Kota Tus adalah salah satu kota yang paling terkenal dari segi budaya. Penyair dan ilmuwan besar lahir di kota tersebut seperti Ferdowsi, Khajeh Nasir al-Din Tusi dan Muhammad al-Ghazali al-Thusi. Keluarga Syeikh Tusi telah melahirkan para fuqaha dan ulama selama beberapa generasi. Putra Syeikh Tusi merupakan seorang faqih besar dan dikenal sebagai "Mufid Thani" karena kedudukan sosial dan pengaruhnya di bidang agama.

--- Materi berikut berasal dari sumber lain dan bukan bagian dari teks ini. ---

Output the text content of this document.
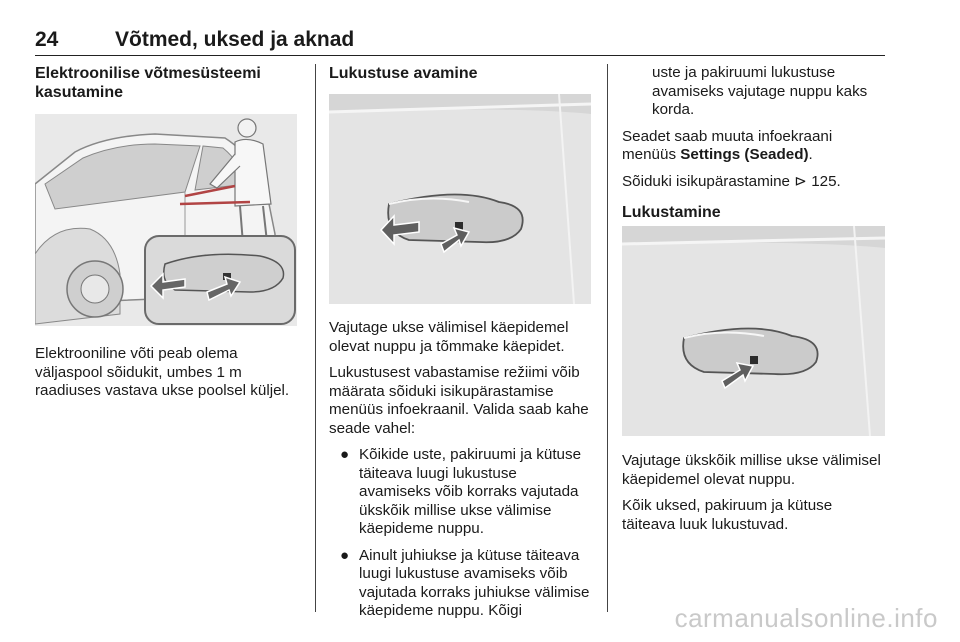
24	Võtmed, uksed ja aknad
Elektroonilise võtmesüsteemi kasutamine

Elektrooniline võti peab olema väljaspool sõidukit, umbes 1 m raadiuses vastava ukse poolsel küljel.

Lukustuse avamine

Vajutage ukse välimisel käepidemel olevat nuppu ja tõmmake käepidet.

Lukustusest vabastamise režiimi võib määrata sõiduki isikupärastamise menüüs infoekraanil. Valida saab kahe seade vahel:

● Kõikide uste, pakiruumi ja kütuse täiteava luugi lukustuse avamiseks võib korraks vajutada ükskõik millise ukse välimise käepideme nuppu.
● Ainult juhiukse ja kütuse täiteava luugi lukustuse avamiseks võib vajutada korraks juhiukse välimise käepideme nuppu. Kõigi

uste ja pakiruumi lukustuse avamiseks vajutage nuppu kaks korda.

Seadet saab muuta infoekraani menüüs Settings (Seaded).

Sõiduki isikupärastamine ⊳ 125.

Lukustamine

Vajutage ükskõik millise ukse välimisel käepidemel olevat nuppu.

Kõik uksed, pakiruum ja kütuse täiteava luuk lukustuvad.

carmanualsonline.info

Putri-putri Syeikh Tusi juga tercatat sebagai ahli fiqih dan ilmuwan, dan cucunya bahkan menduduki posisi sebagai marja' (faqih dan ulama rujukan) dan pemimpin hauzah ilmiah. Karena ilmu dan takwa, keluarga Syeikh Tusi tercatat sebagai tokoh, ilmuwan, dan marja' yang berpengaruh di masanya.
Pada usia 23 tahun, Syeikh Tusi berhijrah ke Baghdad pada tahun 408 untuk melanjutkan pendidikannya dan menimba ilmu dari para ulama besar, dan ia menetap di Irak hingga akhir hayatnya. Dia belajar kepada Syeikh Mufid selama lima tahun dan setelah gurunya wafat, ia berguru kepada Sayid Murtadha selama bertahun-tahun.

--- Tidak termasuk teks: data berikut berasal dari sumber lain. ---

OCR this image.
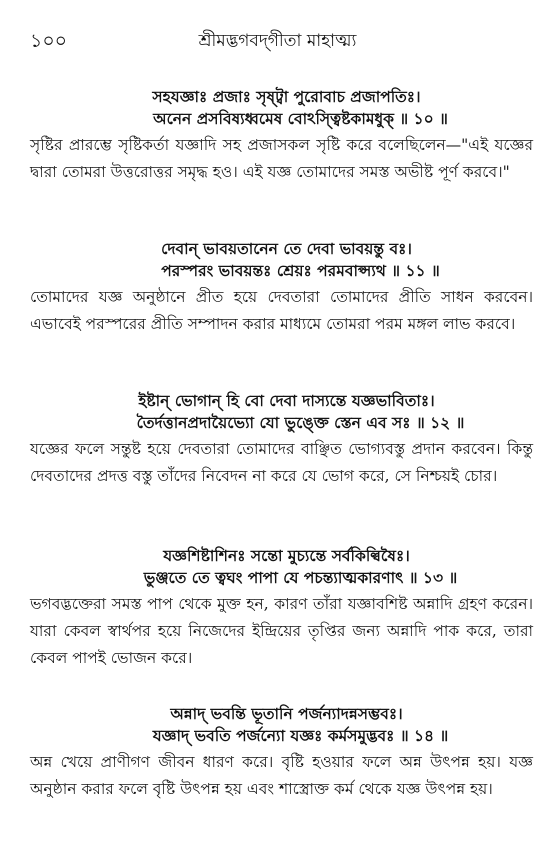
১০০	শ্রীমদ্ভগবদ্‌গীতা মাহাত্ম্য
সহযজ্ঞাঃ প্রজাঃ সৃষ্ট্বা পুরোবাচ প্রজাপতিঃ।
অনেন প্রসবিষ্যধ্বমেষ বোঽস্ত্বিষ্টকামধুক্ ॥ ১০ ॥
সৃষ্টির প্রারম্ভে সৃষ্টিকর্তা যজ্ঞাদি সহ প্রজাসকল সৃষ্টি করে বলেছিলেন—"এই যজ্ঞের দ্বারা তোমরা উত্তরোত্তর সমৃদ্ধ হও। এই যজ্ঞ তোমাদের সমস্ত অভীষ্ট পূর্ণ করবে।"
দেবান্ ভাবয়তানেন তে দেবা ভাবয়ন্তু বঃ।
পরস্পরং ভাবয়ন্তঃ শ্রেয়ঃ পরমবাপ্স্যথ ॥ ১১ ॥
তোমাদের যজ্ঞ অনুষ্ঠানে প্রীত হয়ে দেবতারা তোমাদের প্রীতি সাধন করবেন। এভাবেই পরস্পরের প্রীতি সম্পাদন করার মাধ্যমে তোমরা পরম মঙ্গল লাভ করবে।
ইষ্টান্ ভোগান্ হি বো দেবা দাস্যন্তে যজ্ঞভাবিতাঃ।
তৈর্দত্তানপ্রদায়ৈভ্যো যো ভুঙ্ক্তে স্তেন এব সঃ ॥ ১২ ॥
যজ্ঞের ফলে সন্তুষ্ট হয়ে দেবতারা তোমাদের বাঞ্ছিত ভোগ্যবস্তু প্রদান করবেন। কিন্তু দেবতাদের প্রদত্ত বস্তু তাঁদের নিবেদন না করে যে ভোগ করে, সে নিশ্চয়ই চোর।
যজ্ঞশিষ্টাশিনঃ সন্তো মুচ্যন্তে সর্বকিল্বিষৈঃ।
ভুঞ্জতে তে ত্বঘং পাপা যে পচন্ত্যাত্মকারণাৎ ॥ ১৩ ॥
ভগবদ্ভক্তেরা সমস্ত পাপ থেকে মুক্ত হন, কারণ তাঁরা যজ্ঞাবশিষ্ট অন্নাদি গ্রহণ করেন। যারা কেবল স্বার্থপর হয়ে নিজেদের ইন্দ্রিয়ের তৃপ্তির জন্য অন্নাদি পাক করে, তারা কেবল পাপই ভোজন করে।
অন্নাদ্ ভবন্তি ভূতানি পর্জন্যাদন্নসম্ভবঃ।
যজ্ঞাদ্ ভবতি পর্জন্যো যজ্ঞঃ কর্মসমুদ্ভবঃ ॥ ১৪ ॥
অন্ন খেয়ে প্রাণীগণ জীবন ধারণ করে। বৃষ্টি হওয়ার ফলে অন্ন উৎপন্ন হয়। যজ্ঞ অনুষ্ঠান করার ফলে বৃষ্টি উৎপন্ন হয় এবং শাস্ত্রোক্ত কর্ম থেকে যজ্ঞ উৎপন্ন হয়।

Syeikh Tusi tetap tinggal di Baghdad selama 12 tahun setelah wafat gurunya, Sayid Murtadha. Ia memimpin komunitas Syiah dan kediamannya di daerah Karkh, Baghdad menjadi tempat rujukan dan tumpuan umat Islam. Banyak ulama dan ilmuwan dari berbagai penjuru negeri Islam melakukan perjalanan ke Baghdad untuk berguru kepada Syeikh Tusi.
Jumlah murid Syeikh Tusi dari para faqih dan mujtahid Syiah mencapai lebih dari 300 orang, dan pada saat yang sama beberapa ratus ulama Sunni juga menimba ilmu darinya.
Syeikh Tusi menetap di Baghdad selama hampir 40 tahun untuk belajar dan mengajar. Di masa kekuasaan Tughril Bey dari Dinasti Seljuk, orang-orang fanatik anti-Syiah menyerang pemukiman Syiah di Baghdad dan membunuh serta menjarah properti mereka. Kediaman Syeikh Tusi tidak luput dari aksi penjarahan ini. Orang-orang jahil ini menyerang rumahnya dengan tujuan membunuh Syeikh Tusi. Ketika ia tidak ditemukan di rumahnya, mereka membakar buku-buku dan isi rumah.
Peristiwa ini menunjukkan kondisi sulit yang dihadapi para ulama Syiah pada masa itu. Pasca insiden tersebut, Syeikh Tusi memutuskan hijrah dari Baghdad ke Najaf. Najaf pada waktu itu hanya sebuah desa kecil di mana sejumlah kecil warga Syiah tinggal di dekat kompleks makam Imam Ali as.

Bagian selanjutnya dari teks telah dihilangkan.